Florida Power & Light ranked just behind Duke at 23 in this category in the report.
Ceres said its report is a first look at how the nation's largest utilities compare with one another when it comes to saving energy. The organization based its report on 2012 data, the latest information available for the all of the various utilities studied.
The report follows three days of hearings this week before the state Public Service Commission, which is conducting its review of Florida's energy-efficiency and conservation policies, a process regulators undertake every five years.
Florida utilities propose to gut their efficiency and conservation goals by a collective 93 percent. They say they can produce electricity at a lower cost than saving it, which will benefit ratepayers.
"Costs (of producing power) have declined significantly," Stephen Sim, a senior manager for FPL, told state regulators this week. "Our analysis shows that (efficiency) does not come in at half the cost of power plants."

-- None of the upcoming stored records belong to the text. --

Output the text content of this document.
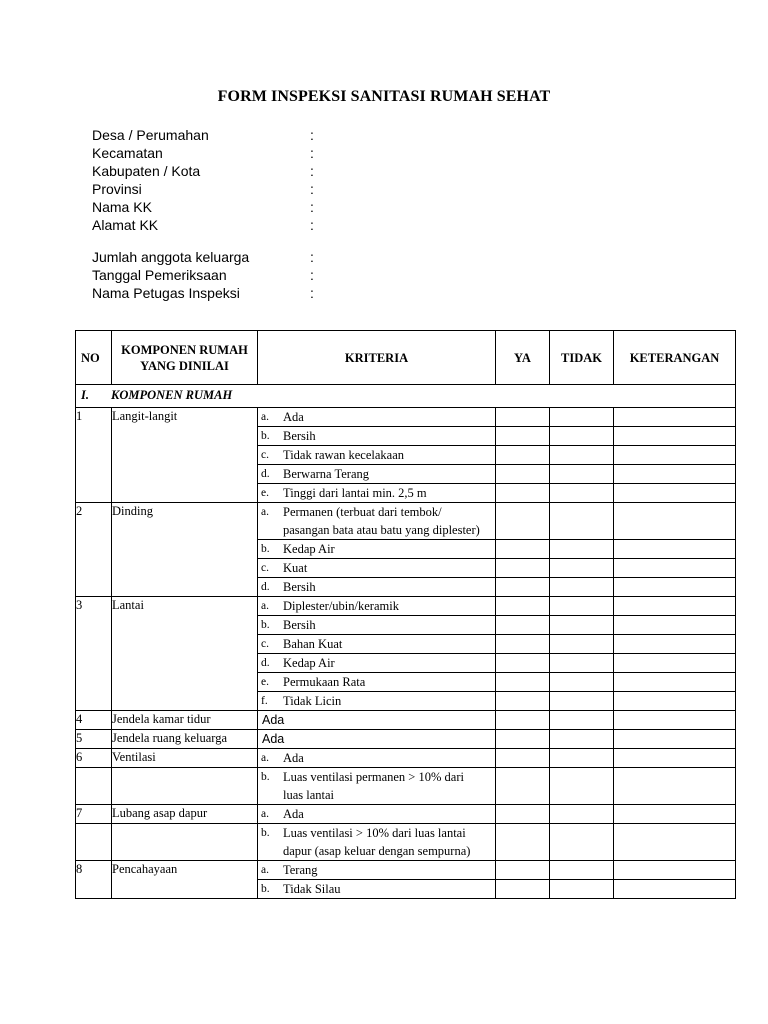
FORM INSPEKSI SANITASI RUMAH SEHAT
Desa / Perumahan	:
Kecamatan	:
Kabupaten / Kota	:
Provinsi	:
Nama KK	:
Alamat KK	:
Jumlah anggota keluarga	:
Tanggal Pemeriksaan	:
Nama Petugas Inspeksi	:
NO	KOMPONEN RUMAH YANG DINILAI	KRITERIA	YA	TIDAK	KETERANGAN
I. KOMPONEN RUMAH					
1	Langit-langit	a. Ada			

		b. Bersih			

		c. Tidak rawan kecelakaan			

		d. Berwarna Terang			

		e. Tinggi dari lantai min. 2,5 m			

2	Dinding	a. Permanen (terbuat dari tembok/ pasangan bata atau batu yang diplester)			

		b. Kedap Air			

		c. Kuat			

		d. Bersih			

3	Lantai	a. Diplester/ubin/keramik			

		b. Bersih			

		c. Bahan Kuat			

		d. Kedap Air			

		e. Permukaan Rata			

		f. Tidak Licin			

4	Jendela kamar tidur	Ada			

5	Jendela ruang keluarga	Ada			

6	Ventilasi	a. Ada			

		b. Luas ventilasi permanen > 10% dari luas lantai			

7	Lubang asap dapur	a. Ada			

		b. Luas ventilasi > 10% dari luas lantai dapur (asap keluar dengan sempurna)			

8	Pencahayaan	a. Terang			

		b. Tidak Silau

Critics say the utilities simply want to build more powerful plants because they make money from producing electricity, not saving it. And Duke, in particular, they say, has wasted billions of customers' money on failed power plant projects.
"Just imagine what the ratepayers on the west coast of Florida could have done with the $3 billion they spent on the broken Crystal River nuclear power plant or the jettisoned Levy County plant?" U.S. Rep. Kathy Castor wrote in a letter to PSC Chairman Art Graham on Thursday. "With $3 billion, we could have provided energy-efficient appliances, air-conditioning systems, weatherized homes, insulation, smart meters to many Floridians and businesses — and create thousands of jobs doing so."

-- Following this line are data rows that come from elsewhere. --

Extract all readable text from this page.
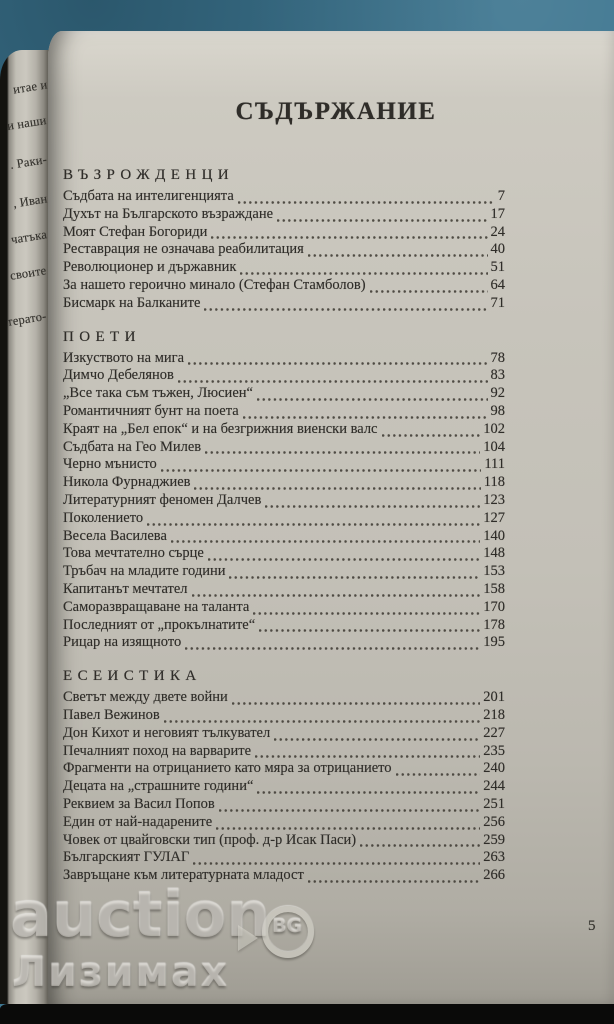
итае и
и наши
. Раки-
, Иван
чатъка
своите
терато-
СЪДЪРЖАНИЕ
ВЪЗРОЖДЕНЦИ
Съдбата на интелигенцията	7
Духът на Българското възраждане	17
Моят Стефан Богориди	24
Реставрация не означава реабилитация	40
Революционер и държавник	51
За нашето героично минало (Стефан Стамболов)	64
Бисмарк на Балканите	71
ПОЕТИ
Изкуството на мига	78
Димчо Дебелянов	83
„Все така съм тъжен, Люсиен“	92
Романтичният бунт на поета	98
Краят на „Бел епок“ и на безгрижния виенски валс	102
Съдбата на Гео Милев	104
Черно мънисто	111
Никола Фурнаджиев	118
Литературният феномен Далчев	123
Поколението	127
Весела Василева	140
Това мечтателно сърце	148
Тръбач на младите години	153
Капитанът мечтател	158
Саморазвращаване на таланта	170
Последният от „прокълнатите“	178
Рицар на изящното	195
ЕСЕИСТИКА
Светът между двете войни	201
Павел Вежинов	218
Дон Кихот и неговият тълкувател	227
Печалният поход на варварите	235
Фрагменти на отрицанието като мяра за отрицанието	240
Децата на „страшните години“	244
Реквием за Васил Попов	251
Един от най-надарените	256
Човек от цвайговски тип (проф. д-р Исак Паси)	259
Българският ГУЛАГ	263
Завръщане към литературната младост	266
5
auction BG
Лизимах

Steven Nadel, executive director of the American Council for an Energy Efficient Economy, testified before Castor's House Energy and Commerce Committee on Thursday, disputing utility claims that efficiency costs more than building plants.
"Energy efficiency is generally our least expensive energy resource, meaning that it often costs less to save a unit of energy than it costs to produce that same unit of energy," Nadel said. "As a result, large, cost-effective savings are available in all 50 states."
Dan Bakal, director of electric power for Ceres, said his organization has found that success of energy-efficiency programs has relied on regulators maintaining policies that require or encourage utilities to save power.
"State policy is kind of the driver," Bakal said. "There's a strong correlation between states with strong policies and utilities saving energy."